Daniela Carr: “Who Wouldn’t Want To Learn About How The World Around Us Is Made?”

Daniela Carr: “Who Wouldn’t Want To Learn About How The World Around Us Is Made?”
Daniela Carr [Source: Women in 3D Printing]

Following six years with Artec 3D as Head of Marketing and PR, Daniela Carr now holds the position of Chief Marketing Officer.

Hailing from the U.K. Daniela majored in Italian and Russian at the University of London, and achieved an MA in translation. Following two formative years running events and leading the team at London’s Academia Rossica, an independent arts organisation, Daniela next stepped into editing and translation in the film and news industries.

Currently based in Artec 3D’s Moscow office, Daniela in her free time enjoys good wine, Nigerian literature, and particularly cuddly cats.

Nora Toure: Daniela, could you let us know about your background and your journey to Additive Manufacturing?

Daniela Carr: My journey to additive manufacturing was completely random! My background was in promoting arts and culture, organizing and marketing film festivals and literary events. One night I met a friend to discuss some difficulties which had arisen in my job at the time and we talked into the night. A friend of hers was giving her a lift home and offered to drop me off as well.

This friend was Leonid Volkov, CBDO of Artec 3D at the time. We chatted during the 15-minute taxi ride and the next day he emailed me, asking if I’d like to come for an interview at Artec 3D! I never considered working in tech before, but it was the best thing that could have happened to me.

Nora Toure: What is the most impressive or impactful use of 3D technology you’ve seen so far?

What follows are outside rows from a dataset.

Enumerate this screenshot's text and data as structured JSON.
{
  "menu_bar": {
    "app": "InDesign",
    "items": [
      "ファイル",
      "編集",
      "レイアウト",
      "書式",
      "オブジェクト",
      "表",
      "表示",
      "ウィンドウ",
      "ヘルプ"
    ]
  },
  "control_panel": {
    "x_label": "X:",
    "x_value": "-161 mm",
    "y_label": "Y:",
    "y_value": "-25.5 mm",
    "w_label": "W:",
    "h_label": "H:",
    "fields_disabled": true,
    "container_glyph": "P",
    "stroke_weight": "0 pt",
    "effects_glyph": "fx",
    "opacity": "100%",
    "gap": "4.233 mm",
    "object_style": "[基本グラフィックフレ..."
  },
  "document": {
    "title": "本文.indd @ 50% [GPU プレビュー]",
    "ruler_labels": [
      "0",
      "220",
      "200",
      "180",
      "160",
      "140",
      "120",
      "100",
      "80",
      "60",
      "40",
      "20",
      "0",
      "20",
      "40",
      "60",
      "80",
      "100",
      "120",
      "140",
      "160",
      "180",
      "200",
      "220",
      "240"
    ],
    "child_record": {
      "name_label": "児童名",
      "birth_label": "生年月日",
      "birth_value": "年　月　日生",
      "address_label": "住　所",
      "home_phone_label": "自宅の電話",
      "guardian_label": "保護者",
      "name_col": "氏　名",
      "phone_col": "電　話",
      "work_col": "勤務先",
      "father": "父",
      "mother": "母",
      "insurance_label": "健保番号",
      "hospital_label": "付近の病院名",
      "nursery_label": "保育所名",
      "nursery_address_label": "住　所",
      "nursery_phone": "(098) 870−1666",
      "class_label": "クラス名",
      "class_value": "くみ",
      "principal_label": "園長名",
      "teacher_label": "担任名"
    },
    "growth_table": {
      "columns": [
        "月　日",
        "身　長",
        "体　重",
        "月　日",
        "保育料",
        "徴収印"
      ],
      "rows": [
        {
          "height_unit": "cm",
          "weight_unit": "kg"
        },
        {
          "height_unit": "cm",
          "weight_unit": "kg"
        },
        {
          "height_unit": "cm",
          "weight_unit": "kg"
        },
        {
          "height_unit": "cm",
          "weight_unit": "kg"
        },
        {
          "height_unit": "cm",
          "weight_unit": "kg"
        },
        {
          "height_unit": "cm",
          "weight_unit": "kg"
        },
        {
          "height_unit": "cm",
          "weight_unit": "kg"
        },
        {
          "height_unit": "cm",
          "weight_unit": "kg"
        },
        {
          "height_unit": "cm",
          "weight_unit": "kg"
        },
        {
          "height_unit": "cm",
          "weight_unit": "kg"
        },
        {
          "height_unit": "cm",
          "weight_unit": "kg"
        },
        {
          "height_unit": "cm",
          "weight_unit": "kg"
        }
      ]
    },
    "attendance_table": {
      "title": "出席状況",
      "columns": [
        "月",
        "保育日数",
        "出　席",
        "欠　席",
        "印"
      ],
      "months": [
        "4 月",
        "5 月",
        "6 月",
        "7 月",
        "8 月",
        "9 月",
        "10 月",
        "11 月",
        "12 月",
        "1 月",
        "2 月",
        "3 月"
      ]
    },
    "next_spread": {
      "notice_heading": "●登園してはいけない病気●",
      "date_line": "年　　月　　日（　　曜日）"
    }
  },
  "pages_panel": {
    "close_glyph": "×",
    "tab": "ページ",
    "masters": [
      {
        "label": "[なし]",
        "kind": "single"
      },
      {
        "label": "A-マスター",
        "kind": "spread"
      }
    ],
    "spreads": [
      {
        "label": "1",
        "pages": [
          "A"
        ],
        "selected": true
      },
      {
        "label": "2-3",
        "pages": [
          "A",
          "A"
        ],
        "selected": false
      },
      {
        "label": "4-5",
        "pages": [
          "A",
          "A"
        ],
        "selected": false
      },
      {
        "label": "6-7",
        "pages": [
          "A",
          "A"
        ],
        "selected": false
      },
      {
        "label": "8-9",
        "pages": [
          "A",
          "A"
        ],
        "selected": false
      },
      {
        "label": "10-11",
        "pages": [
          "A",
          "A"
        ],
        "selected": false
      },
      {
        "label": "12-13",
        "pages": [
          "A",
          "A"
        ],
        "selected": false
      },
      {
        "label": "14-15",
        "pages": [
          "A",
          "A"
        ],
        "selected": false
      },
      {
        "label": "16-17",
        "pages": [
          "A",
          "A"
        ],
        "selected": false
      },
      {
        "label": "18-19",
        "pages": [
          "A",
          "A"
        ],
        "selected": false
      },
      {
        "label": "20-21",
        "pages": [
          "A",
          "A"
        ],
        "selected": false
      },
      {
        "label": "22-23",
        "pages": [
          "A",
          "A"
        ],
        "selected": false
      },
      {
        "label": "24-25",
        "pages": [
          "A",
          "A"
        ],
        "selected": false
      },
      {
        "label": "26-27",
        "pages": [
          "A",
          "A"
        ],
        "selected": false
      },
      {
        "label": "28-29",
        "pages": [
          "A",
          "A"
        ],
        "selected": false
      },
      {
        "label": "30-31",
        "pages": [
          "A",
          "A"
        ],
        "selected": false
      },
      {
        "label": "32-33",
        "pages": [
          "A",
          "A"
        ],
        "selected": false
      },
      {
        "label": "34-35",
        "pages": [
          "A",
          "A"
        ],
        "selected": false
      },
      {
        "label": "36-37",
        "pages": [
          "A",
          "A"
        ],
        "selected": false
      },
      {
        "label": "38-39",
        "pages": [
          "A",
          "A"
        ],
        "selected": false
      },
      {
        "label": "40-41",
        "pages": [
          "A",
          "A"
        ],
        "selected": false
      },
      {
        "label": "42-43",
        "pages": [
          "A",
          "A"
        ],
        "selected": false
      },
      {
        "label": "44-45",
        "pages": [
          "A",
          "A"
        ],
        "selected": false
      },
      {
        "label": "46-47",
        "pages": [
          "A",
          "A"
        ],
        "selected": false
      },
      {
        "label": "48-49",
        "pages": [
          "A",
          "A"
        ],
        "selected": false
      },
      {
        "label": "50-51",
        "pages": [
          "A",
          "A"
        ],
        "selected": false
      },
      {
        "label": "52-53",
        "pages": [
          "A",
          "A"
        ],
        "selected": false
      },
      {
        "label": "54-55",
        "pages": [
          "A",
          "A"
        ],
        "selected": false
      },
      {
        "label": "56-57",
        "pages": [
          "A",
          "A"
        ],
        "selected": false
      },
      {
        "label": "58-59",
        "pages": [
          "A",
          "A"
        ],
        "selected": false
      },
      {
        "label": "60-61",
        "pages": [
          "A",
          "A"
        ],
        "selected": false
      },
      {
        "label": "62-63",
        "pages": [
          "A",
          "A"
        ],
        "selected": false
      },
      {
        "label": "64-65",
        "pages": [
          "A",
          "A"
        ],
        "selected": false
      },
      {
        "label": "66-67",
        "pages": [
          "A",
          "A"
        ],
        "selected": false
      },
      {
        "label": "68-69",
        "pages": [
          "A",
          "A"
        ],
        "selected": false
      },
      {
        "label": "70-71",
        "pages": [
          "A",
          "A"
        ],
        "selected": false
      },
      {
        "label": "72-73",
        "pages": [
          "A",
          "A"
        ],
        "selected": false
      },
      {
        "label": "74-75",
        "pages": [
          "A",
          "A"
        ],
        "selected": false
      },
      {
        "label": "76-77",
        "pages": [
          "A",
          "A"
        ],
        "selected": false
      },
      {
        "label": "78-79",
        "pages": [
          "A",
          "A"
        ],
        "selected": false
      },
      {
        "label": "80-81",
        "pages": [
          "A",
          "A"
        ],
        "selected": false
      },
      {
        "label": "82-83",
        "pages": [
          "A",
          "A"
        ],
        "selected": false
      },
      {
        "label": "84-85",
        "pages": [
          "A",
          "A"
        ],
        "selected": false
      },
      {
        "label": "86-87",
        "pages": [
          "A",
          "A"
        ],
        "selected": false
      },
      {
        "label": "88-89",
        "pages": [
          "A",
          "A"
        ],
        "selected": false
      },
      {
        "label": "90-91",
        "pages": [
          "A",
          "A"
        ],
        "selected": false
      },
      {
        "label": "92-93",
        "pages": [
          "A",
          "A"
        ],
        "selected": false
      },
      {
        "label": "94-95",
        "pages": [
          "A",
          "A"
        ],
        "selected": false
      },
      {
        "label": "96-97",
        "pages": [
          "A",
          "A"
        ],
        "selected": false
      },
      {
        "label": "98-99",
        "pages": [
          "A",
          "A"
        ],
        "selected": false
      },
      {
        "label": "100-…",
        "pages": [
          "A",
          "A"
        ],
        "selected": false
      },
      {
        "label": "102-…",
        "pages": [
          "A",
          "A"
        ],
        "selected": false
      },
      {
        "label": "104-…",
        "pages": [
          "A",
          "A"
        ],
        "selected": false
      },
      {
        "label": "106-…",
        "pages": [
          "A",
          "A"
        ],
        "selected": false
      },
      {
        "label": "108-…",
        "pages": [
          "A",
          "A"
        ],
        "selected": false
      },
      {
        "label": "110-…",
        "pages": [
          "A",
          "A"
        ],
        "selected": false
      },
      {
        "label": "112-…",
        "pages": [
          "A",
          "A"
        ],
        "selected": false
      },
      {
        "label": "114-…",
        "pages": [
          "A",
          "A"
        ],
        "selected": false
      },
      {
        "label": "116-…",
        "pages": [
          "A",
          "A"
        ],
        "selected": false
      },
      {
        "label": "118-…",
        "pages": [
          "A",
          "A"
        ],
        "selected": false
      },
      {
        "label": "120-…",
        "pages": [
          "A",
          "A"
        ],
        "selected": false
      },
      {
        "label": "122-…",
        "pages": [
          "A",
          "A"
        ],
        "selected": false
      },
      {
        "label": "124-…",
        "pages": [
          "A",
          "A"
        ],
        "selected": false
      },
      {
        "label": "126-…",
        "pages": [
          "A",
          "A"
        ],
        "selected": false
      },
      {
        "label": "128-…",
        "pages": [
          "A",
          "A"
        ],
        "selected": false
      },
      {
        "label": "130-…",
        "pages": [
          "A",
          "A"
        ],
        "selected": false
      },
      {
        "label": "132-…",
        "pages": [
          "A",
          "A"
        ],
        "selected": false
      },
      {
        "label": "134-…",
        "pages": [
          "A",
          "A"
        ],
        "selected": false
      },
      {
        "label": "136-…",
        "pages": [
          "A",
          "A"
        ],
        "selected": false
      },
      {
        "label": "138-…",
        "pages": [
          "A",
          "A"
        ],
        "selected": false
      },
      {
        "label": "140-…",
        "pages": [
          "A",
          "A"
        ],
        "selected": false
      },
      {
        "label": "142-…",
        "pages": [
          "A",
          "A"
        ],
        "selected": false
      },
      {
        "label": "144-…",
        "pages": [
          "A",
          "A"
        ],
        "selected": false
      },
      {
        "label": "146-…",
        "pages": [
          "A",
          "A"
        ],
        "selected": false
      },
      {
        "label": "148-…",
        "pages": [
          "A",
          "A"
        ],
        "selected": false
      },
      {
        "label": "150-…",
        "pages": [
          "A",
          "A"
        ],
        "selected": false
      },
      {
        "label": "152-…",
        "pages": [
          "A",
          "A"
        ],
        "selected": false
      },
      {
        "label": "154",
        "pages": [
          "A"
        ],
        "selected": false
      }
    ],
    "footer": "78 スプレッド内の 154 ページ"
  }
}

Daniela Carr: What I love about 3D technology, specifically 3D scanning, is how it really makes a difference in so many different areas. From cutting down waste in manufacturing by checking the quality of parts and saving those which might otherwise have been scrapped, to making better fitting prosthetics and orthopaedic devices, giving people a much better quality of life or preserving incredible cultural objects and buildings for future generations.

We even have a case where one of our scanners was used to reverse engineer and 3D print a tail for an alligator, which allowed him to swim again!